BRITISH MP CALLS FOR MURDOCH TO TESTIFY ABOUT HACKERGATE
September 10, 2010 by admin · Leave a Comment
Simon Hughes, a member of the British parliament whose telephone was hacked by the tabloid News of the World and whose testimony led to the conviction of reporter Clive Goodman and private detective Glenn Mulcaire, said Thursday that other members of parliament refused to testify against the newspaper for fear of angering Rupert Murdoch and his British news group, News International. Addressing parliament on Thursday, Labor MP Tom Watson said, “The barons of the media, with their red-topped [tabloid] assassins, are the biggest beasts in the modern jungle. They have no predators; they are untouchable.
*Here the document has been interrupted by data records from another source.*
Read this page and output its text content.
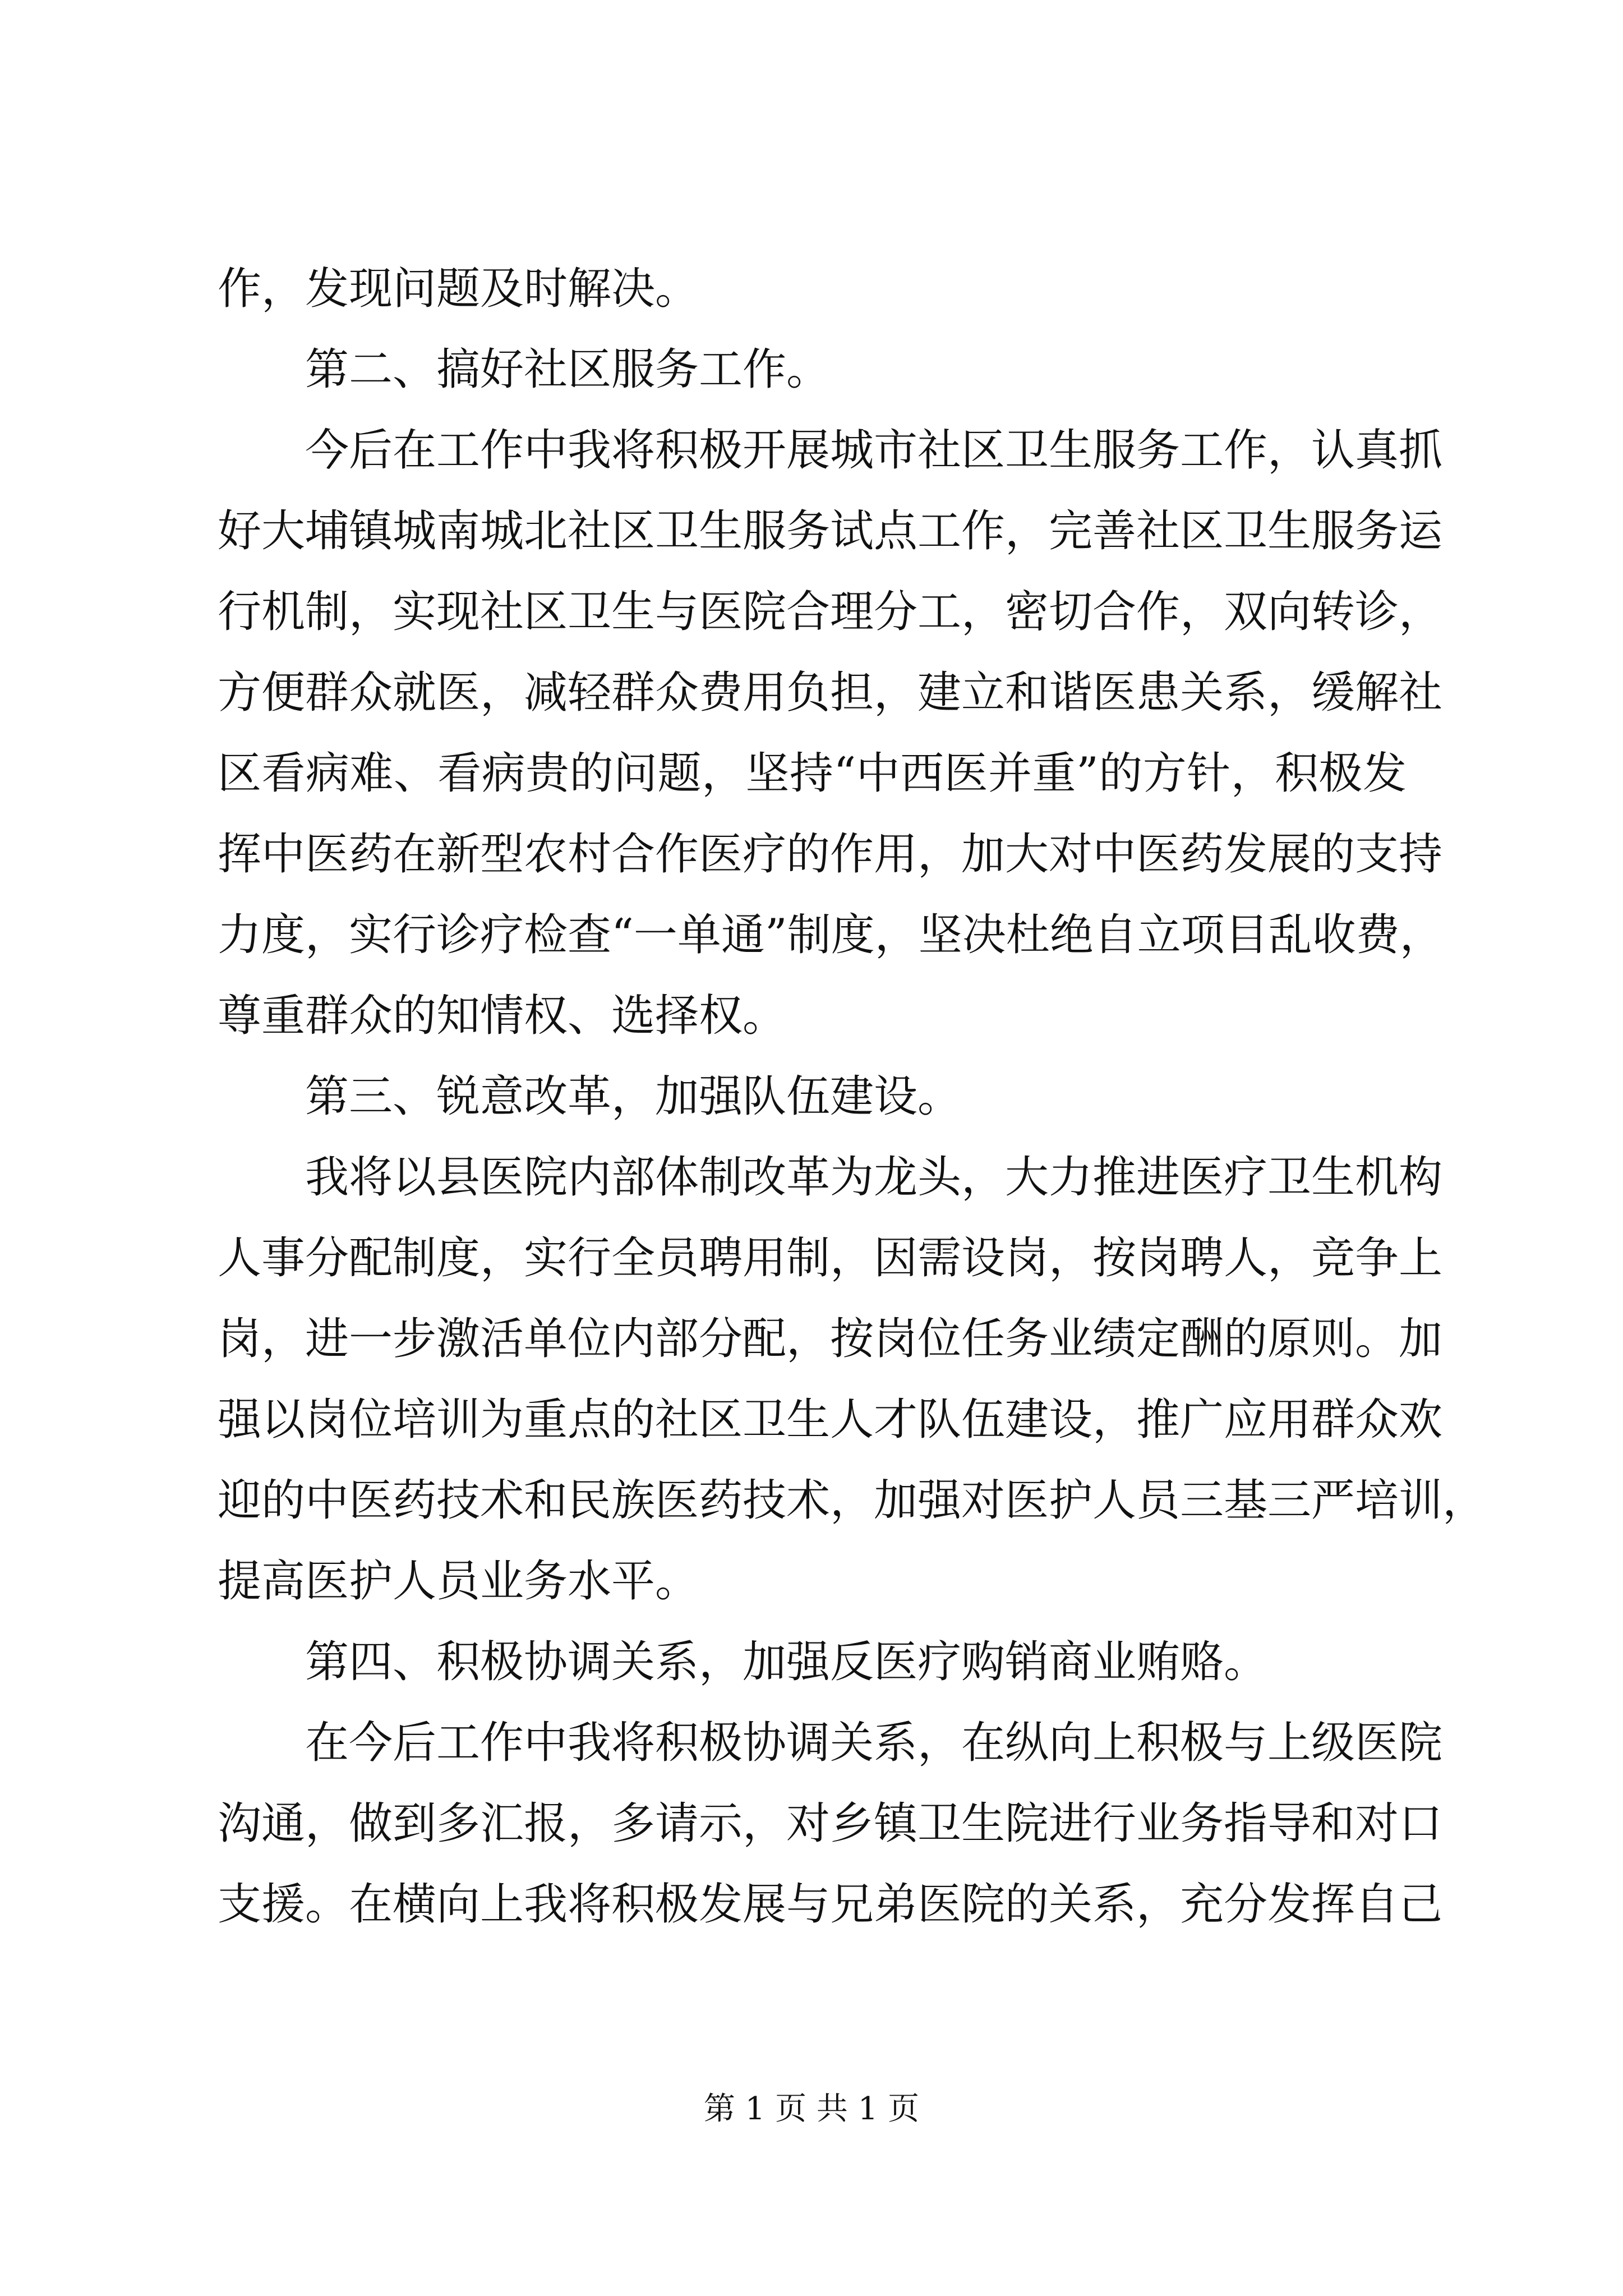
作，发现问题及时解决。
第二、搞好社区服务工作。
今后在工作中我将积极开展城市社区卫生服务工作，认真抓
好大埔镇城南城北社区卫生服务试点工作，完善社区卫生服务运
行机制，实现社区卫生与医院合理分工，密切合作，双向转诊，
方便群众就医，减轻群众费用负担，建立和谐医患关系，缓解社
区看病难、看病贵的问题，坚持“中西医并重”的方针，积极发
挥中医药在新型农村合作医疗的作用，加大对中医药发展的支持
力度，实行诊疗检查“一单通”制度，坚决杜绝自立项目乱收费，
尊重群众的知情权、选择权。
第三、锐意改革，加强队伍建设。
我将以县医院内部体制改革为龙头，大力推进医疗卫生机构
人事分配制度，实行全员聘用制，因需设岗，按岗聘人，竞争上
岗，进一步激活单位内部分配，按岗位任务业绩定酬的原则。加
强以岗位培训为重点的社区卫生人才队伍建设，推广应用群众欢
迎的中医药技术和民族医药技术，加强对医护人员三基三严培训，
提高医护人员业务水平。
第四、积极协调关系，加强反医疗购销商业贿赂。
在今后工作中我将积极协调关系，在纵向上积极与上级医院
沟通，做到多汇报，多请示，对乡镇卫生院进行业务指导和对口
支援。在横向上我将积极发展与兄弟医院的关系，充分发挥自己
第 1 页 共 1 页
They laugh at the law; they sneer at parliament. They have the power to hurt us, and they do, with gusto and precision, with joy and criminality. Prime ministers quail before them, and that is how they like it. That, indeed, has become how they insist upon it, and we are powerless in the face of them.” Watson called for a parliamentary committee that is looking into charges that the News of the World routinely hacked into the phones of politicians and celebrities to summon Murdoch to testify. “I doubt Rupert Murdoch knows about these incidents, but he is responsible for appointing to positions of great power people who should know about them,” he said. “For that reason, he too should explain his actions to the committee.”